After testing for correctness, gf_basic_tester tests for speed. There are three special cases. When method=default and w is 8, 16 and 32, gf_basic_tester also tests the speed of gf_wxx_region_multiply().

For example (again, on my MacBook):

```Unix-Prompt> gf_basic_tester 16 default 100000
W: 16
Method: default
Seeding random number generator with 1172533569
Doing 100000 trials for single-operation correctness.
Passed Single-Operations Correctness Tests.

Doing galois_w16_region_multiply correctness test.
Passed galois_w16_region_multiply correctness test.

Speed Test #1: 10 Seconds of Multiply operations
Speed Test #1: 42.23862 Mega Multiplies per second
Speed Test #2: 10 Seconds of Divide operations
Speed Test #2: 43.42448 Mega Divides per second

Doing 10 seconds worth of region_multiplies - Three tests:
Test 0: Overwrite initial region
Test 1: Products to new region
Test 2: XOR products into second region

Test 0: 253.45548 Megabytes of Multiplies per second
Test 1: 238.59569 Megabytes of Multiplies per second
Test 2: 167.99968 Megabytes of Multiplies per second
```

# References

• [MS77] F. J. MacWilliams and N. J. A. Sloane, The Theory of Error-Correcting Codes, Part I, North-Holland Publishing Company, Amsterdam, New York, Oxford, 1977.

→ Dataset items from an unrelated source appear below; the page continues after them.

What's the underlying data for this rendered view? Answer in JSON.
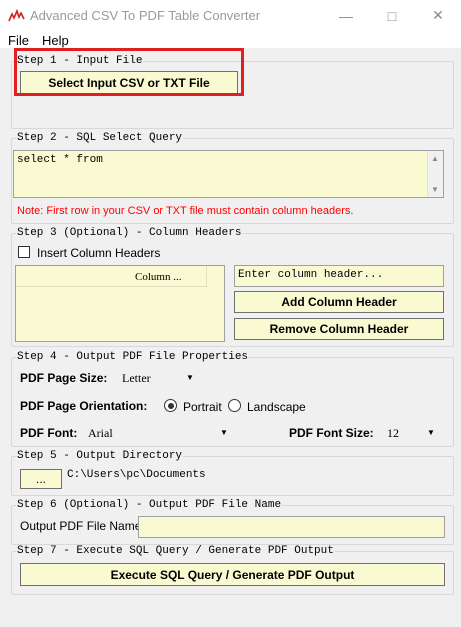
{
  "window": {
    "title": "Advanced CSV To PDF Table Converter"
  },
  "menu": {
    "file": "File",
    "help": "Help"
  },
  "step1": {
    "label": "Step 1 - Input File",
    "button": "Select Input CSV or TXT File"
  },
  "step2": {
    "label": "Step 2 - SQL Select Query",
    "query": "select * from",
    "note": "Note: First row in your CSV or TXT file must contain column headers."
  },
  "step3": {
    "label": "Step 3 (Optional) - Column Headers",
    "checkbox_label": "Insert Column Headers",
    "checkbox_checked": false,
    "list_header": "Column ...",
    "header_placeholder": "Enter column header...",
    "add_button": "Add Column Header",
    "remove_button": "Remove Column Header"
  },
  "step4": {
    "label": "Step 4 - Output PDF File Properties",
    "page_size_label": "PDF Page Size:",
    "page_size_value": "Letter",
    "orientation_label": "PDF Page Orientation:",
    "portrait": "Portrait",
    "landscape": "Landscape",
    "orientation_selected": "Portrait",
    "font_label": "PDF Font:",
    "font_value": "Arial",
    "font_size_label": "PDF Font Size:",
    "font_size_value": "12"
  },
  "step5": {
    "label": "Step 5 - Output Directory",
    "browse": "...",
    "path": "C:\\Users\\pc\\Documents"
  },
  "step6": {
    "label": "Step 6 (Optional) - Output PDF File Name",
    "name_label": "Output PDF File Name:",
    "name_value": ""
  },
  "step7": {
    "label": "Step 7 - Execute SQL Query / Generate PDF Output",
    "button": "Execute SQL Query / Generate PDF Output"
  },
  "colors": {
    "field_bg": "#fafad2",
    "highlight": "#e02020",
    "note": "#ff0000"
  },
  "icons": {
    "app": "chart-icon",
    "minimize": "minimize-icon",
    "maximize": "maximize-icon",
    "close": "close-icon"
  }
}
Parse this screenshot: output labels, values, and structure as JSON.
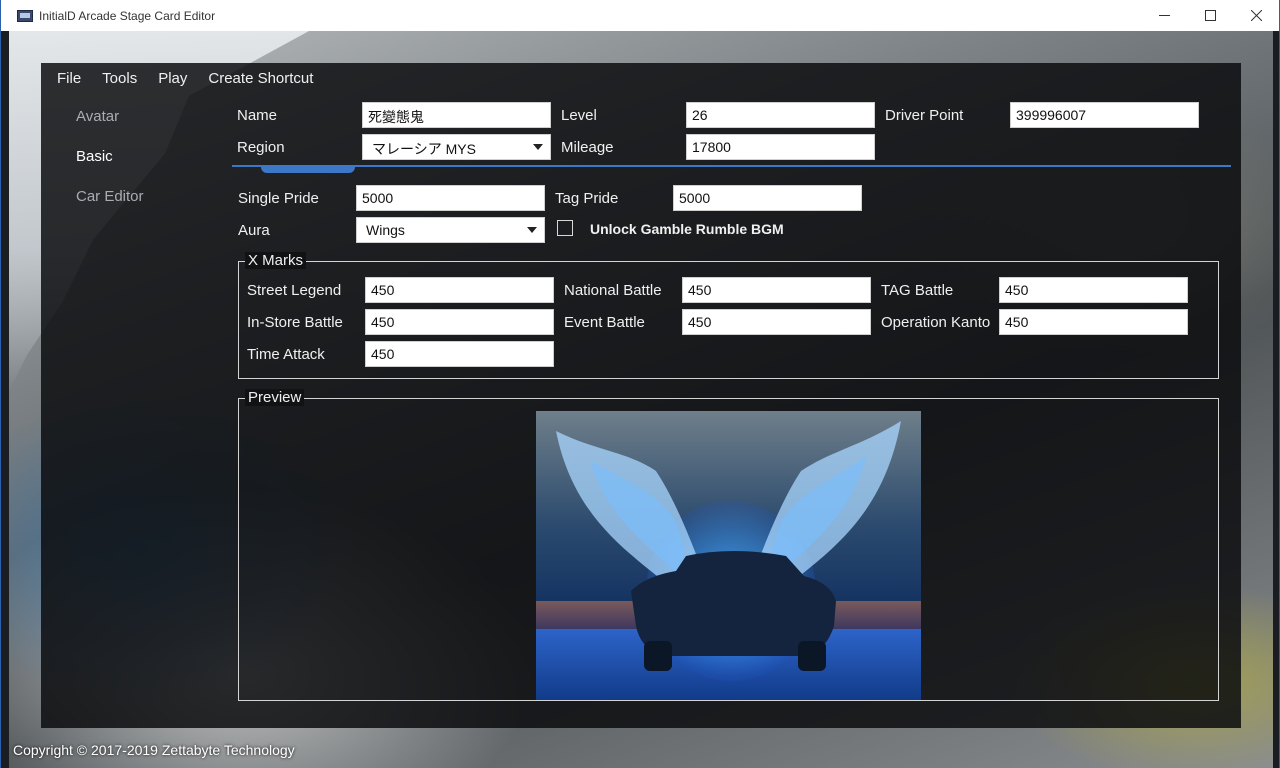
{
  "window": {
    "title": "InitialD Arcade Stage Card Editor"
  },
  "menu": [
    "File",
    "Tools",
    "Play",
    "Create Shortcut"
  ],
  "nav": [
    "Avatar",
    "Basic",
    "Car Editor"
  ],
  "basic": {
    "name_label": "Name",
    "name_value": "死變態鬼",
    "level_label": "Level",
    "level_value": "26",
    "driver_point_label": "Driver Point",
    "driver_point_value": "399996007",
    "region_label": "Region",
    "region_value": "マレーシア MYS",
    "mileage_label": "Mileage",
    "mileage_value": "17800",
    "single_pride_label": "Single Pride",
    "single_pride_value": "5000",
    "tag_pride_label": "Tag Pride",
    "tag_pride_value": "5000",
    "aura_label": "Aura",
    "aura_value": "Wings",
    "unlock_bgm_label": "Unlock Gamble Rumble BGM"
  },
  "xmarks": {
    "title": "X Marks",
    "street_legend_label": "Street Legend",
    "street_legend_value": "450",
    "national_battle_label": "National Battle",
    "national_battle_value": "450",
    "tag_battle_label": "TAG Battle",
    "tag_battle_value": "450",
    "in_store_battle_label": "In-Store Battle",
    "in_store_battle_value": "450",
    "event_battle_label": "Event Battle",
    "event_battle_value": "450",
    "operation_kanto_label": "Operation Kanto",
    "operation_kanto_value": "450",
    "time_attack_label": "Time Attack",
    "time_attack_value": "450"
  },
  "preview": {
    "title": "Preview"
  },
  "footer": {
    "copyright": "Copyright © 2017-2019 Zettabyte Technology"
  },
  "colors": {
    "accent": "#3d77c8",
    "panel": "#0a0b0d"
  }
}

• [PW72] W. W. Peterson and E. J. Weldon, Jr., Error-Correcting Codes, Second Edition, The MIT Press, Cambridge, Massachusetts, 1972, ISBN: 0-262-16-039-0.

• [P97] J. S. Plank, "A Tutorial on Reed-Solomon Coding for Fault-Tolerance in RAID-like Systems," Software -- Practice & Experience, 27(9), September, 1997, pp. 995-1012. http://web.eecs.utk.edu/~jplank/plank/papers/SPE-9-97.html.

• [P05] J. S. Plank, "Optimizing Cauchy Reed-Solomon Codes for Fault-Tolerant Storage Applications", Technical Report CS-TR-05-569, University of Tennessee, November, 2005. http://web.eecs.utk.edu/~jplank/plank/papers/CS-05-569.html.

• [PD05] J. S. Plank and Y. Ding, "Note: Correction to the 1997 Tutorial on Reed-Solomon Coding", Software, Practice & Experience, Volume 35, Issue 2, February, 2005, pp. 189-194. http://web.eecs.utk.edu/~jplank/plank/papers/SPE-04.html.

• [VL82] J. H. van Lint, Introduction to Coding Theory, Springer-Verlag, New York, 1982.